Submitted to: Journal of Clinical Endocrinology and Metabolism
Publication Type: Peer Reviewed Journal
Publication Acceptance Date: 9/25/2007
Publication Date: 12/1/2007
Citation: Dawson-Hughes, B., Chen, P., Krege, J.H. 2007. Response to Teriparatide in Patients with Baseline 25-Hydroxyvitamin D Insufficiency or Sufficiency. Journal of Clinical Endocrinology and Metabolism. 92(12):4630-6.

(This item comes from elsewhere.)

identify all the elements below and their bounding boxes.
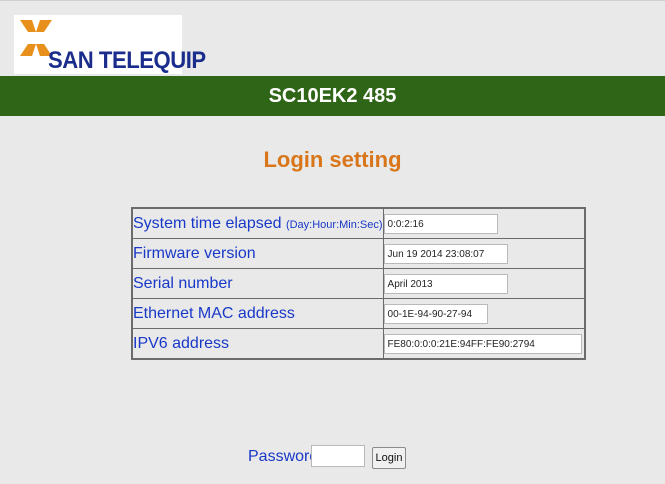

Interpretive Summary: Vitamin D insufficiency is known to increase risk of fracture. In patients being considered for pharmacotherapy for osteoporosis, it is unclear whether vitamin D insufficiency needs to be corrected before starting pharmacotherapy or whether concurrent treatment with vitamin D and pharmacotherapy is satisfactory. In this study the effects of treatment with the anabolic agent, teriparatide, on bone mineral density and fracture risk were compared in 1620 osteoporotic postmenopausal women with low-normal or high-normal vitamin D levels. Treatment with teriparatide lowered risk of fracture and increased bone mineral density similarly in the two groups. Thus in osteoporotic patients with low-normal vitamin D levels, it is not necessary to withhold treatment with teriparatide for several months while vitamin D insufficiency is being corrected.

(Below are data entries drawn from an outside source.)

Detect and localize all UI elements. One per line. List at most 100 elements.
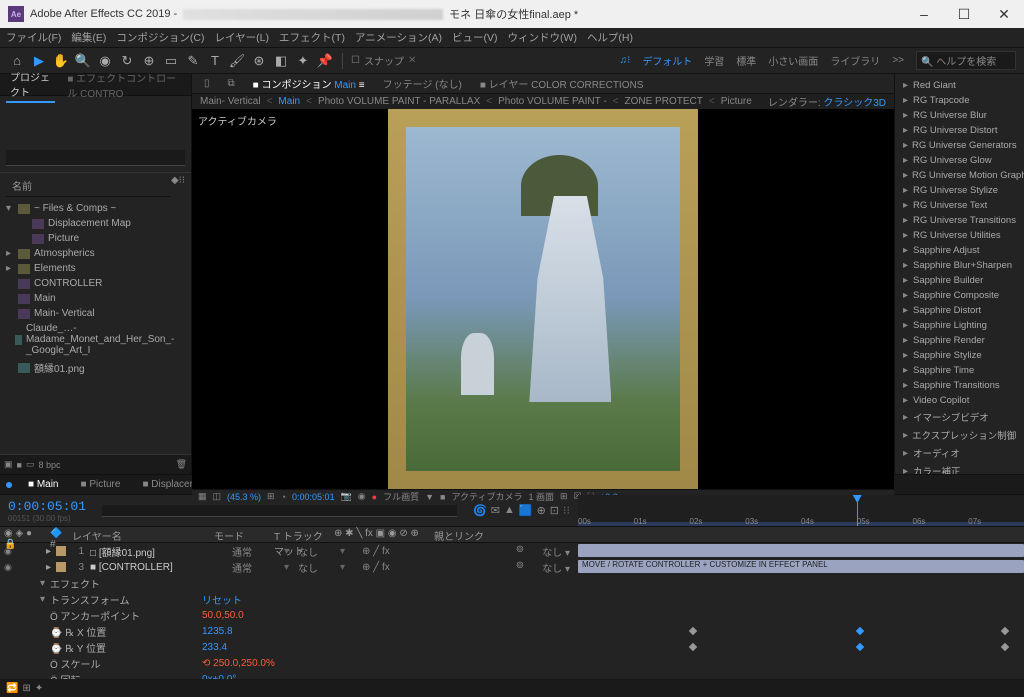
- workspace-tab[interactable]: 小さい画面: [768, 53, 818, 68]
- tlh-icon[interactable]: ⊕: [537, 504, 546, 517]
- breadcrumb[interactable]: Photo VOLUME PAINT - PARALLAX: [318, 96, 480, 107]
- footer-icon[interactable]: ■: [17, 460, 22, 470]
- menu-item[interactable]: 編集(E): [71, 30, 106, 45]
- menu-item[interactable]: ウィンドウ(W): [508, 30, 577, 45]
- tlh-icon[interactable]: ▲: [504, 504, 515, 517]
- menu-item[interactable]: アニメーション(A): [355, 30, 442, 45]
- col-name[interactable]: 名前: [6, 175, 171, 197]
- workspace-tab[interactable]: デフォルト: [642, 53, 692, 68]
- footer-icon[interactable]: ▭: [26, 459, 35, 470]
- fx-category[interactable]: ▸カラー補正: [895, 462, 1024, 474]
- timeline-tab[interactable]: ■ Picture: [75, 477, 127, 492]
- type-tool[interactable]: T: [206, 52, 224, 70]
- tree-item[interactable]: CONTROLLER: [0, 276, 191, 291]
- tlh-icon[interactable]: 🟦: [519, 504, 533, 517]
- vc-icon[interactable]: ▼: [425, 492, 434, 502]
- fx-category[interactable]: ▸Sapphire Builder: [895, 273, 1024, 288]
- property-row[interactable]: Ö 回転 0x+0.0°: [0, 671, 1024, 679]
- workspace-tab[interactable]: >>: [892, 55, 904, 66]
- trash-icon[interactable]: 🗑: [176, 459, 187, 470]
- tree-item[interactable]: Claude_…- Madame_Monet_and_Her_Son_-_Goo…: [0, 321, 191, 358]
- tlf-icon[interactable]: ✦: [35, 683, 43, 694]
- fx-category[interactable]: ▸Sapphire Transitions: [895, 378, 1024, 393]
- menu-item[interactable]: ファイル(F): [6, 30, 61, 45]
- fx-category[interactable]: ▸RG Trapcode: [895, 93, 1024, 108]
- fx-category[interactable]: ▸イマーシブビデオ: [895, 408, 1024, 426]
- vc-icon[interactable]: ▦: [198, 491, 207, 502]
- breadcrumb[interactable]: Main: [278, 96, 300, 107]
- fx-category[interactable]: ▸オーディオ: [895, 444, 1024, 462]
- window-maximize[interactable]: ☐: [944, 0, 984, 28]
- fx-category[interactable]: ▸Sapphire Blur+Sharpen: [895, 258, 1024, 273]
- property-row[interactable]: Ö アンカーポイント 50.0,50.0: [0, 607, 1024, 623]
- vc-icon[interactable]: ■: [440, 492, 445, 502]
- comp-tab[interactable]: ■ コンポジション Main ≡: [247, 74, 371, 93]
- view-count[interactable]: 1 画面: [528, 490, 554, 503]
- snap-toggle[interactable]: ☐スナップ✕: [351, 53, 416, 68]
- menu-item[interactable]: ビュー(V): [452, 30, 498, 45]
- property-row[interactable]: ◂ ◆ ▸ ⌚ ℞ X 位置 1235.8: [0, 623, 1024, 639]
- property-row[interactable]: ▾ トランスフォーム リセット: [0, 591, 1024, 607]
- vc-icon[interactable]: 📷: [341, 491, 352, 502]
- fx-category[interactable]: ▸Sapphire Stylize: [895, 348, 1024, 363]
- fx-category[interactable]: ▸Video Copilot: [895, 393, 1024, 408]
- fx-category[interactable]: ▸Sapphire Adjust: [895, 243, 1024, 258]
- eraser-tool[interactable]: ◧: [272, 52, 290, 70]
- tree-item[interactable]: ▸Elements: [0, 261, 191, 276]
- tree-item[interactable]: Displacement Map: [0, 216, 191, 231]
- menu-item[interactable]: エフェクト(T): [279, 30, 345, 45]
- menu-item[interactable]: ヘルプ(H): [587, 30, 633, 45]
- layer-row[interactable]: ◉ ▸ 3 ■ [CONTROLLER] 通常▾ なし▾ ⊕ ╱ fx ⊚ なし…: [0, 559, 1024, 575]
- fx-category[interactable]: ▸Sapphire Time: [895, 363, 1024, 378]
- tree-item[interactable]: Picture: [0, 231, 191, 246]
- tree-item[interactable]: Main: [0, 291, 191, 306]
- fx-category[interactable]: ▸RG Universe Motion Graphics: [895, 168, 1024, 183]
- zoom-level[interactable]: (45.3 %): [227, 492, 261, 502]
- fx-category[interactable]: ▸RG Universe Blur: [895, 108, 1024, 123]
- fx-category[interactable]: ▸Sapphire Composite: [895, 288, 1024, 303]
- tlf-icon[interactable]: 🔁: [6, 683, 18, 694]
- comp-marker-icon[interactable]: ▯: [198, 76, 216, 91]
- tlh-icon[interactable]: ✉: [491, 504, 500, 517]
- footer-icon[interactable]: ▣: [4, 459, 13, 470]
- tree-item[interactable]: 額縁01.png: [0, 358, 191, 377]
- timeline-tab[interactable]: ■ Main: [22, 477, 65, 492]
- layer-tab[interactable]: ■ レイヤー COLOR CORRECTIONS: [474, 74, 650, 93]
- vc-icon[interactable]: ◉: [358, 491, 366, 502]
- menu-item[interactable]: コンポジション(C): [116, 30, 204, 45]
- fx-category[interactable]: ▸Sapphire Distort: [895, 303, 1024, 318]
- tlf-icon[interactable]: ⊞: [22, 683, 30, 694]
- breadcrumb[interactable]: ZONE PROTECT: [625, 96, 703, 107]
- clone-tool[interactable]: ⊛: [250, 52, 268, 70]
- brush-tool[interactable]: 🖌: [228, 52, 246, 70]
- pen-tool[interactable]: ✎: [184, 52, 202, 70]
- tl-dot[interactable]: [6, 482, 12, 488]
- window-minimize[interactable]: –: [904, 0, 944, 28]
- property-row[interactable]: Ö スケール ⟲ 250.0,250.0%: [0, 655, 1024, 671]
- tree-item[interactable]: ▸Atmospherics: [0, 246, 191, 261]
- fx-category[interactable]: ▸エクスプレッション制御: [895, 426, 1024, 444]
- roto-tool[interactable]: ✦: [294, 52, 312, 70]
- fx-category[interactable]: ▸RG Universe Utilities: [895, 228, 1024, 243]
- breadcrumb[interactable]: Picture: [721, 96, 752, 107]
- vc-icon[interactable]: ◔: [281, 492, 286, 502]
- bpc[interactable]: 8 bpc: [38, 460, 60, 470]
- col-parent[interactable]: 親とリンク: [430, 527, 540, 542]
- footage-tab[interactable]: フッテージ (なし): [377, 74, 468, 93]
- menu-item[interactable]: レイヤー(L): [215, 30, 270, 45]
- tlh-icon[interactable]: 🌀: [473, 504, 487, 517]
- vc-icon[interactable]: ◫: [213, 491, 222, 502]
- col-layer[interactable]: レイヤー名: [68, 527, 210, 542]
- fx-category[interactable]: ▸RG Universe Transitions: [895, 213, 1024, 228]
- current-time[interactable]: 0:00:05:01: [292, 492, 335, 502]
- puppet-tool[interactable]: 📌: [316, 52, 334, 70]
- property-row[interactable]: ▾ エフェクト: [0, 575, 1024, 591]
- fx-category[interactable]: ▸RG Universe Distort: [895, 123, 1024, 138]
- vc-icon[interactable]: ⊞: [560, 491, 568, 502]
- fx-category[interactable]: ▸Red Giant: [895, 78, 1024, 93]
- renderer[interactable]: レンダラー: クラシック3D: [768, 94, 886, 109]
- resolution[interactable]: フル画質: [383, 490, 419, 503]
- fx-category[interactable]: ▸RG Universe Generators: [895, 138, 1024, 153]
- fx-category[interactable]: ▸Sapphire Lighting: [895, 318, 1024, 333]
- tlh-icon[interactable]: ⊡: [550, 504, 559, 517]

Technical Abstract: Serum 25-hydroxyvitamin D (25OHD) concentrations >30 ng/ml have been recommended for lowering fracture risk. The objective of this study was to determine if 25OHD sufficiency is a prerequisite for effective response to teriparatide (TPTD). Study data came from 1620 osteoporotic postmenopausal women in the Fracture Prevention Trial. The response to teriparatide was assessed in women subgrouped by having 25OHD insufficiency (greater than10 but less than or equal to 30 ng/ml) or 25OHD sufficiency ( greater than 30 but less than or equal to183 ng/ml) at the baseline (randomization) visit. An abnormal intact PTH was exclusionary. At baseline, after at least 1 month of supplementation with calcium (1000 mg) and vitamin D (400 to 1200 IU) daily, women were randomized to placebo, TPTD 20 ug or TPTD 40 ug by daily subcutaneous injection for a median of 19 months. Observation was for a median of 21 months. The main outcome measures were vertebral and nonvertebral fractures, change in bone mineral density (BMD) at the lumbar spine and femoral neck, change in bone formation marker amino-terminal extension peptide of procollagen type 1 (PINP), and the proportion of women with serum calcium greater than or equal to 2.76 mmol/L 4 to 6 hours after dosing. The results showed that TPTD reduced vertebral and nonvertebral fracture risk, increased lumbar spine and femoral neck BMD, and increased PINP relative to placebo in the two 25OHD subgroups. The changes in these endpoints were statistically consistent among women with baseline 25OHD sufficiency and insufficiency. We can conclude, therefore, that in postmenopausal women with osteoporosis and normal intact PTH, the response to TPTD was similar in women with baseline 25OHD insufficiency or sufficiency.